Outside, next door, the Berlin Cube

River Spree waterfront, Reichstag in the background

View of Hauptbahnhof from the river park





Wednesday, September 14, 2022

Museum Insel And Environs

One of Berlin's more interesting features is Museum Island, an island in the middle of the Spree, right downtown, on which are located numerous museums, including five of the biggies. A 19th century Prussian idea. Our plan was for another lite day, walking via the old Jewish Quarter to the Spree and the Island, taking in one of the less demanding museums, and then walking back on another part of the Unter den Linden. Maybe have a snack along the way. It worked out exactly as planned except that the museum we had chosen seemed more apt for another day, or perhaps another life. 

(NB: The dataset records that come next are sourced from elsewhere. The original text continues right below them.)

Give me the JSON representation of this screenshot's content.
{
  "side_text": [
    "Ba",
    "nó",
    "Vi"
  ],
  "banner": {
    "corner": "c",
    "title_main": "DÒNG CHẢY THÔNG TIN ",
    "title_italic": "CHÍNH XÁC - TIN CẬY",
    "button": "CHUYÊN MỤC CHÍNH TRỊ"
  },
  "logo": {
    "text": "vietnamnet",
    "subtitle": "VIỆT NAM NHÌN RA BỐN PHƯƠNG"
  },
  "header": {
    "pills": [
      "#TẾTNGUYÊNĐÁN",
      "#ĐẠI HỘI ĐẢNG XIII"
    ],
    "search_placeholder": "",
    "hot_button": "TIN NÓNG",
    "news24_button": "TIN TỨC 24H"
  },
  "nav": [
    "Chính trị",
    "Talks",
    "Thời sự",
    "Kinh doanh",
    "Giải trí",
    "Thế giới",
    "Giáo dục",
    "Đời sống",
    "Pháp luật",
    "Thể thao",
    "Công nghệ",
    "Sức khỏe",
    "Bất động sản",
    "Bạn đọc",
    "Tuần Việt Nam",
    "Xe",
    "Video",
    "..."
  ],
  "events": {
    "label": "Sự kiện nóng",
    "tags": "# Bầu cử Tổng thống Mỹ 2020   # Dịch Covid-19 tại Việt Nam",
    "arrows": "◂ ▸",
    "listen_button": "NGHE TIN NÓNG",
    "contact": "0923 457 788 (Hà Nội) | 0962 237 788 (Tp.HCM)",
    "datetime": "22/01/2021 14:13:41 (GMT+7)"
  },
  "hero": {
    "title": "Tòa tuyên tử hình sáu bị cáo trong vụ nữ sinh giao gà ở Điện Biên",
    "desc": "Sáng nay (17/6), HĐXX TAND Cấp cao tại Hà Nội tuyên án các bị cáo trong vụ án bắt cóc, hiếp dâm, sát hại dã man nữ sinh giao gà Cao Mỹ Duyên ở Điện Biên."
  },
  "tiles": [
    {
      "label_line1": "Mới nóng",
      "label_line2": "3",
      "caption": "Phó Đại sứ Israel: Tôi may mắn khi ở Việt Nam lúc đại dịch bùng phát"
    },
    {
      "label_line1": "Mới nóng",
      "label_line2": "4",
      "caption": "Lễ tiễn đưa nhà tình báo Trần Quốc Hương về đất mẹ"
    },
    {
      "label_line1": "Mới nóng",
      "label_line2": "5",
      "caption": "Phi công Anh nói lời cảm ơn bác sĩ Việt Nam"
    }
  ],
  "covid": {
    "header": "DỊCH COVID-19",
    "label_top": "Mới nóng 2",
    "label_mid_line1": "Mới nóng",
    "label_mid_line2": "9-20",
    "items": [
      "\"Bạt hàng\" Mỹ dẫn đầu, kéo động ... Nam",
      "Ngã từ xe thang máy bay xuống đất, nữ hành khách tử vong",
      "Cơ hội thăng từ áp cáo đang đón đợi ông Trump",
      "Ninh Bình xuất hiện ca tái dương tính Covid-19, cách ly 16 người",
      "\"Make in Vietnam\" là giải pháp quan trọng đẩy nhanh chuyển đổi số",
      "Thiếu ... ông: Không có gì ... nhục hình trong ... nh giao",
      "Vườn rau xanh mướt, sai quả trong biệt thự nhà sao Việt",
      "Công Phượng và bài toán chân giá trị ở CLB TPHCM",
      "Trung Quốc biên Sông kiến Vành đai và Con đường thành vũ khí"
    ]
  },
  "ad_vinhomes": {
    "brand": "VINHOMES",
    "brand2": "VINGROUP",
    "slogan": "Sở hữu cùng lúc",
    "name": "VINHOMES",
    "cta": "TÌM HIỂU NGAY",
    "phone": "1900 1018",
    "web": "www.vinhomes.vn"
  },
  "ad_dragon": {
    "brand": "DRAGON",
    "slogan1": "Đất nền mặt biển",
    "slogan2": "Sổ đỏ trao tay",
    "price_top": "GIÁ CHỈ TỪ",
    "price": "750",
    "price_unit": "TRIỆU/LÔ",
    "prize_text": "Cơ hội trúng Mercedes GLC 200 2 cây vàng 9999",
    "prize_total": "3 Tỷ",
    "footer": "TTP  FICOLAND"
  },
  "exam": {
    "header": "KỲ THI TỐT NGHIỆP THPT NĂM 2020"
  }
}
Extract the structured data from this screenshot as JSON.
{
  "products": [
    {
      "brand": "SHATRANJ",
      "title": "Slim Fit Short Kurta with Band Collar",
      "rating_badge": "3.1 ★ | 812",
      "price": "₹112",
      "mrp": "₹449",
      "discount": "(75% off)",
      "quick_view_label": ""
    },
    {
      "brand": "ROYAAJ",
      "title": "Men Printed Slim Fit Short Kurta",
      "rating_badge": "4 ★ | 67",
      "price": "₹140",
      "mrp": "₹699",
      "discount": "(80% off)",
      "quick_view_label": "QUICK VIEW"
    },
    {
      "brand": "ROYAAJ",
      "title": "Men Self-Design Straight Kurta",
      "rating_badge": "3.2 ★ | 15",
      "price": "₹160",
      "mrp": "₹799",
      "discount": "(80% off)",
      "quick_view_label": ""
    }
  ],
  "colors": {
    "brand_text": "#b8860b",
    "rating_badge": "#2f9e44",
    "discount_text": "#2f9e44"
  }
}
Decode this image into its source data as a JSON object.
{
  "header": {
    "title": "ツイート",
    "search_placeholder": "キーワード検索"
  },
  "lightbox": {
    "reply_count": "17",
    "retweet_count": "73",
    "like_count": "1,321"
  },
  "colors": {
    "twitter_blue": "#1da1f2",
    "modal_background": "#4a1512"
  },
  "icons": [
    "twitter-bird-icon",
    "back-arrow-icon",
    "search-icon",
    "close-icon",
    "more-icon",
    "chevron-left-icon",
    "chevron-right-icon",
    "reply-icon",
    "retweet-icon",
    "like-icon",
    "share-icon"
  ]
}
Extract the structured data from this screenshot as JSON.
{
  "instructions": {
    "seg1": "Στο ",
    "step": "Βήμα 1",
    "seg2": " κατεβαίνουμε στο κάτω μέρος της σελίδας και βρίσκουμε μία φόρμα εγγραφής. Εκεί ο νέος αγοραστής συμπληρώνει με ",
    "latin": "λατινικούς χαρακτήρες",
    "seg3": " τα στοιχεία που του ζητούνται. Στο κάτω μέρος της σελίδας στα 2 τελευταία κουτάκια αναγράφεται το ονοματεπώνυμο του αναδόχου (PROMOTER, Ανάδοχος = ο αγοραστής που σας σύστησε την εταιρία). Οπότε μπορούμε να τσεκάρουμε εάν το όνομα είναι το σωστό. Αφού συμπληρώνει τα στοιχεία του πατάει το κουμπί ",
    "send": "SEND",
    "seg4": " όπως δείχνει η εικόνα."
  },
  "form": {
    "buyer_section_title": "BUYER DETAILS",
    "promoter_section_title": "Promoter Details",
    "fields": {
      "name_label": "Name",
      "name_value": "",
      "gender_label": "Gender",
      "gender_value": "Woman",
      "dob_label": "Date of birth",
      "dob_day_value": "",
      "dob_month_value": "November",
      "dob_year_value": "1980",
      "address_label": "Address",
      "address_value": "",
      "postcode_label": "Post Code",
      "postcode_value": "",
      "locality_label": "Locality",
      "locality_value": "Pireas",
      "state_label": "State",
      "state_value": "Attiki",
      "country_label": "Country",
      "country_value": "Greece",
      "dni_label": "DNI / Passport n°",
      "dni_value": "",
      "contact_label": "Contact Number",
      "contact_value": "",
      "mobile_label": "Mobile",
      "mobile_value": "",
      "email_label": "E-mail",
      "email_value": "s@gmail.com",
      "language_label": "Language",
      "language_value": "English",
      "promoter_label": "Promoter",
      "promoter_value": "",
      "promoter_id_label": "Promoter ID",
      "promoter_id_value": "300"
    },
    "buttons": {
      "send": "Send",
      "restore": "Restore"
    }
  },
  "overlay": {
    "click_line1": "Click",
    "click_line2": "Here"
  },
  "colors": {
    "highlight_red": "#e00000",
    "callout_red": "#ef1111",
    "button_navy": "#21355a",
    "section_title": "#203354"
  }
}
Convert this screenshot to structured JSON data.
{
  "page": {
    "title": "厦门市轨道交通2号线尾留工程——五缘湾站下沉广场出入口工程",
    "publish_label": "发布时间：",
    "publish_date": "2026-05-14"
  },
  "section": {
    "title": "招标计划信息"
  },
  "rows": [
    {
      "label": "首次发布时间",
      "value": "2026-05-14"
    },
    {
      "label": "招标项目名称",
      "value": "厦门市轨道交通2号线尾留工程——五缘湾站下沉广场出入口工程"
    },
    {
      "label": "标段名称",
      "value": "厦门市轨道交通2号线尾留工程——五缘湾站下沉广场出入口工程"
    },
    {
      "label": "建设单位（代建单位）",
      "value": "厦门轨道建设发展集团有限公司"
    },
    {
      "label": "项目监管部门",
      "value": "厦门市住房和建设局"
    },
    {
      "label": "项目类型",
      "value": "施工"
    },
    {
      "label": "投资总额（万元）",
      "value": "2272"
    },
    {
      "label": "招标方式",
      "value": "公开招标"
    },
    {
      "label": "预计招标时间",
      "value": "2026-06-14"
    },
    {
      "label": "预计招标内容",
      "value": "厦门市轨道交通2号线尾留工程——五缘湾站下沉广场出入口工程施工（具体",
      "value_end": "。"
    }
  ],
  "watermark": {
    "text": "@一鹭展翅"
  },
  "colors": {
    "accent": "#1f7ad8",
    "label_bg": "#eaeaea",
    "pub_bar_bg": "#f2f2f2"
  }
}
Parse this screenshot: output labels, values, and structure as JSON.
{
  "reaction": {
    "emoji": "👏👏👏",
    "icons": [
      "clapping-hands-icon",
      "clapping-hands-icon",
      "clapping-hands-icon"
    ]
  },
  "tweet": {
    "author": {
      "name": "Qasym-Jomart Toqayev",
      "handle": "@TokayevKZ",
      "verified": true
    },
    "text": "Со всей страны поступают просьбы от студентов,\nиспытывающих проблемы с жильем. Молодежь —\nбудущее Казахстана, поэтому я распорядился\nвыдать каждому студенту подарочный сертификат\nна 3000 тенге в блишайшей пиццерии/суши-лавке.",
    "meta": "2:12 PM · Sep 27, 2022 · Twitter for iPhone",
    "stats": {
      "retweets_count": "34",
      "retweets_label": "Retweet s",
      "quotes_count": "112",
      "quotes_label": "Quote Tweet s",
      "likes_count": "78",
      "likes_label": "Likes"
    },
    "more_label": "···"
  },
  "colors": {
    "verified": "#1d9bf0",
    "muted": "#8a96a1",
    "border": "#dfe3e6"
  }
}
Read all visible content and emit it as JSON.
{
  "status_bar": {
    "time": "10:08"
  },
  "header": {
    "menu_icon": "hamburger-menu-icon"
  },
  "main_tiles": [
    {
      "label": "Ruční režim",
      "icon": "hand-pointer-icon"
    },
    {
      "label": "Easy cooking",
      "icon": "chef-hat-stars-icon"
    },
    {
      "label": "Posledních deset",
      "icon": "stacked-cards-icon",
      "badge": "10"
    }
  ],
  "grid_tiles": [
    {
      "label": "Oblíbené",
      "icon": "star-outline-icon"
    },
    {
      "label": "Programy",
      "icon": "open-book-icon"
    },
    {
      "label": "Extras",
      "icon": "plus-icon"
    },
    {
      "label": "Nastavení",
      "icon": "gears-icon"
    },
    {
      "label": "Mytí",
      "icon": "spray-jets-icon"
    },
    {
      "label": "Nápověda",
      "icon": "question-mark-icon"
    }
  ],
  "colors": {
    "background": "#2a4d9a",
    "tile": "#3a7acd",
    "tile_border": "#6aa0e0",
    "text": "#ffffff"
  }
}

Central synagogue, now a museum mostly; closed
to visitors
Berlin version of The Globe

Top of the Bode Museum


























































Interior of the Bode Museum big room (free admission): one of
the Friedrichs; asked to name a Prussian king, Friedrich is always
a good bet (just like Mary for cathedrals and Louis for French kings)




















Cork accessories in an arts and crafts market

















The Old National Gallery; maybe next time; or when we're more
interested in 18th-19th century German painting




















The New Museum, which we'll do later, along with the Pergamon





Berlin's cathedral...19th century...has not stood the test of time


In another arts and crafts market (it was Sunday), the best currywurst
ever so far
The Neue Wache building on Unter den Linden
With Kathe Kollwitz' Pieta, a memorial to "victims of war and
tyranny" 

One of the Humboldts, outside their university 

Frederick the Great overseeing it all..."God favors the larger armies"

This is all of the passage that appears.